I suggest you try doubling your nitrate concentration. If you are using a test kit to determine that you have 10 ppm, don't forget that our test kits are not at all accurate unless you calibrate them. Raising NO3 concentration won't kill the BGA, but it will make it a lot harder for it to come back.


----------



## Wasserpest (Jun 12, 2003)

fresh_newby said:


> is it slimey and gloppy?


Nah, it is blue-green and stinky, and you can pick it up in "sheets".


----------



## JeremyChase (May 23, 2006)

Wasserpest said:


> Nah, it is blue-green and stinky, and you can pick it up in "sheets".

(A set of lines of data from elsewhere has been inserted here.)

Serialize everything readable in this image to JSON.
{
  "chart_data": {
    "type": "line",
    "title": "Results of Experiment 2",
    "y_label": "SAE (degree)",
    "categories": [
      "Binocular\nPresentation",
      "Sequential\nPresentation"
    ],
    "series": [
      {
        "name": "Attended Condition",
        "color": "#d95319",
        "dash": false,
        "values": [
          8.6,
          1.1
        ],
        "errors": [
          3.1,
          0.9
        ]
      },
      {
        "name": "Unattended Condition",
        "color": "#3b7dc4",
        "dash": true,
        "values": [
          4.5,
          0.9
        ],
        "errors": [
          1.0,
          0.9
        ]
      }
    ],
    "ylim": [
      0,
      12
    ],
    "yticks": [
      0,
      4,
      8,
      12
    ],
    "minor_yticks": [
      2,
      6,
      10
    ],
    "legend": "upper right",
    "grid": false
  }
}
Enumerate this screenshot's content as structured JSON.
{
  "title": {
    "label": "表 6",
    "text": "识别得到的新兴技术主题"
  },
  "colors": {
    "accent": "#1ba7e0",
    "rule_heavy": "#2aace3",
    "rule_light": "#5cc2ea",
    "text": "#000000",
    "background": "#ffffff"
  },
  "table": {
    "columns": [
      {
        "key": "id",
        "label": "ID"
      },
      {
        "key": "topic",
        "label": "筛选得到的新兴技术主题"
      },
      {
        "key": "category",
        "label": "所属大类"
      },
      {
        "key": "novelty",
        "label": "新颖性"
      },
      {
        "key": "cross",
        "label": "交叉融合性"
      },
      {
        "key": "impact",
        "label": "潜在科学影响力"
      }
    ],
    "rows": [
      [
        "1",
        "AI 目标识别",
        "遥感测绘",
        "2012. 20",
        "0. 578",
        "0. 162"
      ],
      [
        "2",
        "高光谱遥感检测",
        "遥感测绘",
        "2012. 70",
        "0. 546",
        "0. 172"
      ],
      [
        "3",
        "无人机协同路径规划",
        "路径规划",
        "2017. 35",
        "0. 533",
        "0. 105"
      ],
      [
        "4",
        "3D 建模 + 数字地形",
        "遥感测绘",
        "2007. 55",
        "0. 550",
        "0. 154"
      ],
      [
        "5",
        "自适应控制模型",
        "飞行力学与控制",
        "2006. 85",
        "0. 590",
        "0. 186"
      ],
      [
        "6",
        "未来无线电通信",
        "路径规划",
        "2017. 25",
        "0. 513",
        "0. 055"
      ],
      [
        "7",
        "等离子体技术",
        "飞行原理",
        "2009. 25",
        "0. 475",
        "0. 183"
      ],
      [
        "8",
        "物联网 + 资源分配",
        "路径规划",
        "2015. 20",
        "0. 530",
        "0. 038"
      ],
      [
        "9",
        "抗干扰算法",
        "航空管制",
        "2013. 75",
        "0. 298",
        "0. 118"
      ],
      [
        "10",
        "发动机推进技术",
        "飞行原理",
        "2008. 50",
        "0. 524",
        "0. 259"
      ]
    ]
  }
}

I gravel-vac'd my tank last night before the blackout, and it came up in sheets; but it pulled up a bunch of my gravel too! What a mess.. I can't wait for this blackout to be over!

13 hours down, 59 to go 

-Jer


----------



## fresh_lynny (Mar 9, 2006)

Wasserpest said:


> Nah, it is blue-green and stinky, and you can pick it up in "sheets".

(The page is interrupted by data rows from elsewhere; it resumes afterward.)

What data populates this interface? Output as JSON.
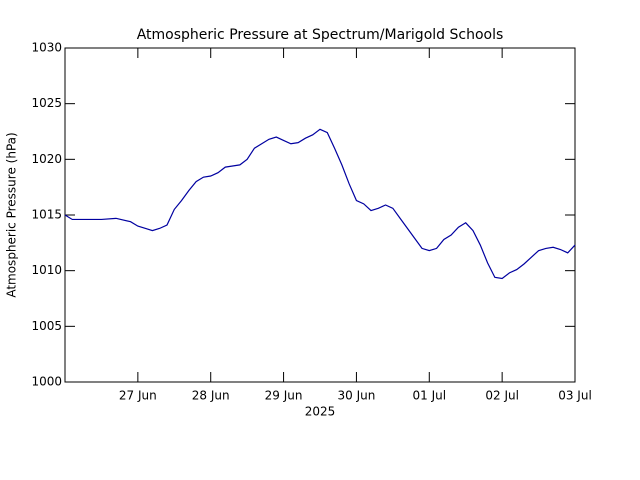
{
  "chart_data": {
    "type": "line",
    "title": "Atmospheric Pressure at Spectrum/Marigold Schools",
    "ylabel": "Atmospheric Pressure (hPa)",
    "xlabel": "2025",
    "x": [
      26.0,
      26.1,
      26.25,
      26.5,
      26.7,
      26.9,
      27.0,
      27.1,
      27.2,
      27.3,
      27.4,
      27.5,
      27.6,
      27.7,
      27.8,
      27.9,
      28.0,
      28.1,
      28.2,
      28.3,
      28.4,
      28.5,
      28.6,
      28.7,
      28.8,
      28.9,
      29.0,
      29.1,
      29.2,
      29.3,
      29.4,
      29.5,
      29.6,
      29.7,
      29.8,
      29.9,
      30.0,
      30.1,
      30.2,
      30.3,
      30.4,
      30.5,
      30.6,
      30.7,
      30.8,
      30.9,
      31.0,
      31.1,
      31.2,
      31.3,
      31.4,
      31.5,
      31.6,
      31.7,
      31.8,
      31.9,
      32.0,
      32.1,
      32.2,
      32.3,
      32.4,
      32.5,
      32.6,
      32.7,
      32.8,
      32.9,
      33.0
    ],
    "series": [
      {
        "name": "Pressure",
        "color": "#0000a0",
        "values": [
          1015.0,
          1014.6,
          1014.6,
          1014.6,
          1014.7,
          1014.4,
          1014.0,
          1013.8,
          1013.6,
          1013.8,
          1014.1,
          1015.5,
          1016.3,
          1017.2,
          1018.0,
          1018.4,
          1018.5,
          1018.8,
          1019.3,
          1019.4,
          1019.5,
          1020.0,
          1021.0,
          1021.4,
          1021.8,
          1022.0,
          1021.7,
          1021.4,
          1021.5,
          1021.9,
          1022.2,
          1022.7,
          1022.4,
          1021.0,
          1019.5,
          1017.8,
          1016.3,
          1016.0,
          1015.4,
          1015.6,
          1015.9,
          1015.6,
          1014.7,
          1013.8,
          1012.9,
          1012.0,
          1011.8,
          1012.0,
          1012.8,
          1013.2,
          1013.9,
          1014.3,
          1013.6,
          1012.3,
          1010.7,
          1009.4,
          1009.3,
          1009.8,
          1010.1,
          1010.6,
          1011.2,
          1011.8,
          1012.0,
          1012.1,
          1011.9,
          1011.6,
          1012.3
        ]
      }
    ],
    "xlim": [
      26,
      33
    ],
    "xticks": [
      {
        "value": 27,
        "label": "27 Jun"
      },
      {
        "value": 28,
        "label": "28 Jun"
      },
      {
        "value": 29,
        "label": "29 Jun"
      },
      {
        "value": 30,
        "label": "30 Jun"
      },
      {
        "value": 31,
        "label": "01 Jul"
      },
      {
        "value": 32,
        "label": "02 Jul"
      },
      {
        "value": 33,
        "label": "03 Jul"
      }
    ],
    "ylim": [
      1000,
      1030
    ],
    "yticks": [
      1000,
      1005,
      1010,
      1015,
      1020,
      1025,
      1030
    ]
  }
}
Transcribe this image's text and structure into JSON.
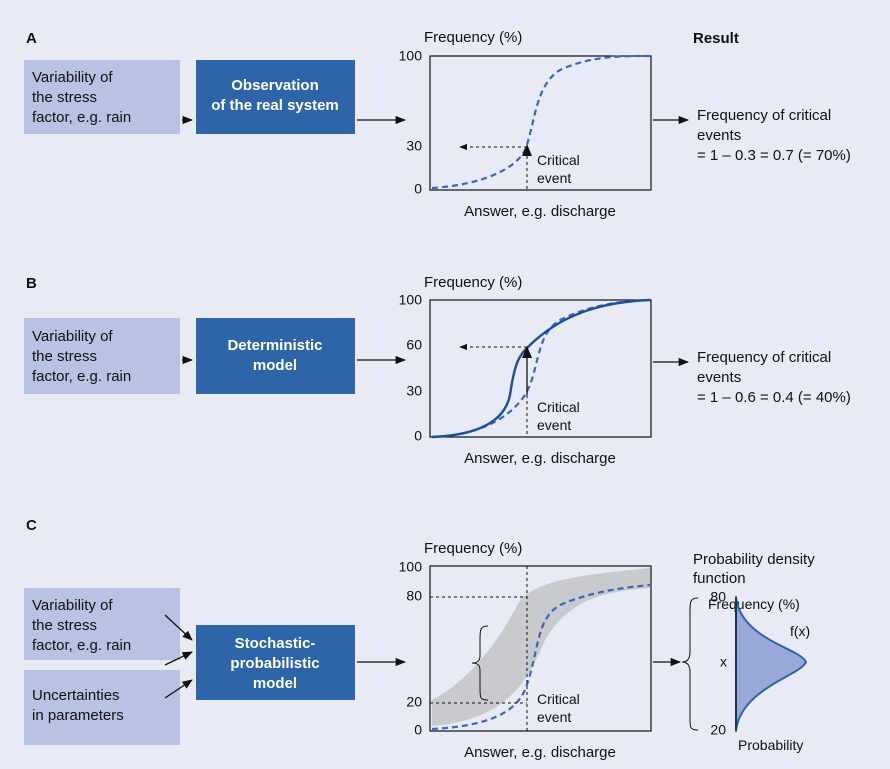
{
  "result_heading": "Result",
  "panels": [
    {
      "label": "A",
      "inputs": [
        [
          "Variability of",
          "the stress",
          "factor, e.g. rain"
        ]
      ],
      "model": [
        "Observation",
        "of the real system"
      ],
      "chart": {
        "y_label": "Frequency (%)",
        "yticks": [
          "100",
          "30",
          "0"
        ],
        "annotation": [
          "Critical",
          "event"
        ],
        "x_label": "Answer, e.g. discharge"
      },
      "result": [
        "Frequency of critical",
        "events",
        "= 1 – 0.3 = 0.7 (= 70%)"
      ]
    },
    {
      "label": "B",
      "inputs": [
        [
          "Variability of",
          "the stress",
          "factor, e.g. rain"
        ]
      ],
      "model": [
        "Deterministic",
        "model"
      ],
      "chart": {
        "y_label": "Frequency (%)",
        "yticks": [
          "100",
          "60",
          "30",
          "0"
        ],
        "annotation": [
          "Critical",
          "event"
        ],
        "x_label": "Answer, e.g. discharge"
      },
      "result": [
        "Frequency of critical",
        "events",
        "= 1 – 0.6 = 0.4  (= 40%)"
      ]
    },
    {
      "label": "C",
      "inputs": [
        [
          "Variability of",
          "the stress",
          "factor, e.g. rain"
        ],
        [
          "Uncertainties",
          "in parameters"
        ]
      ],
      "model": [
        "Stochastic-",
        "probabilistic",
        "model"
      ],
      "chart": {
        "y_label": "Frequency (%)",
        "yticks": [
          "100",
          "80",
          "20",
          "0"
        ],
        "annotation": [
          "Critical",
          "event"
        ],
        "x_label": "Answer, e.g. discharge"
      },
      "pdf": {
        "title": [
          "Probability density",
          "function"
        ],
        "y_label": "Frequency (%)",
        "yticks": [
          "80",
          "20"
        ],
        "variable": "x",
        "function": "f(x)",
        "x_label": "Probability"
      }
    }
  ]
}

*PHEW* this just looked like 3 small globs of turquois snot that came up in one viscous drip with my foreceps


----------



## dweebikus (Jul 11, 2006)

Is blackout the only way to kill it? Even if I bring the Nitrates and CO2 levels up?


----------



## JeremyChase (May 23, 2006)

dweebikus said:


> Is blackout the only way to kill it? Even if I bring the Nitrates and CO2 levels up?


If you bring your CO2 and Nitrates up the BGA will still be there; so no, that won't kill it..

-Jer


----------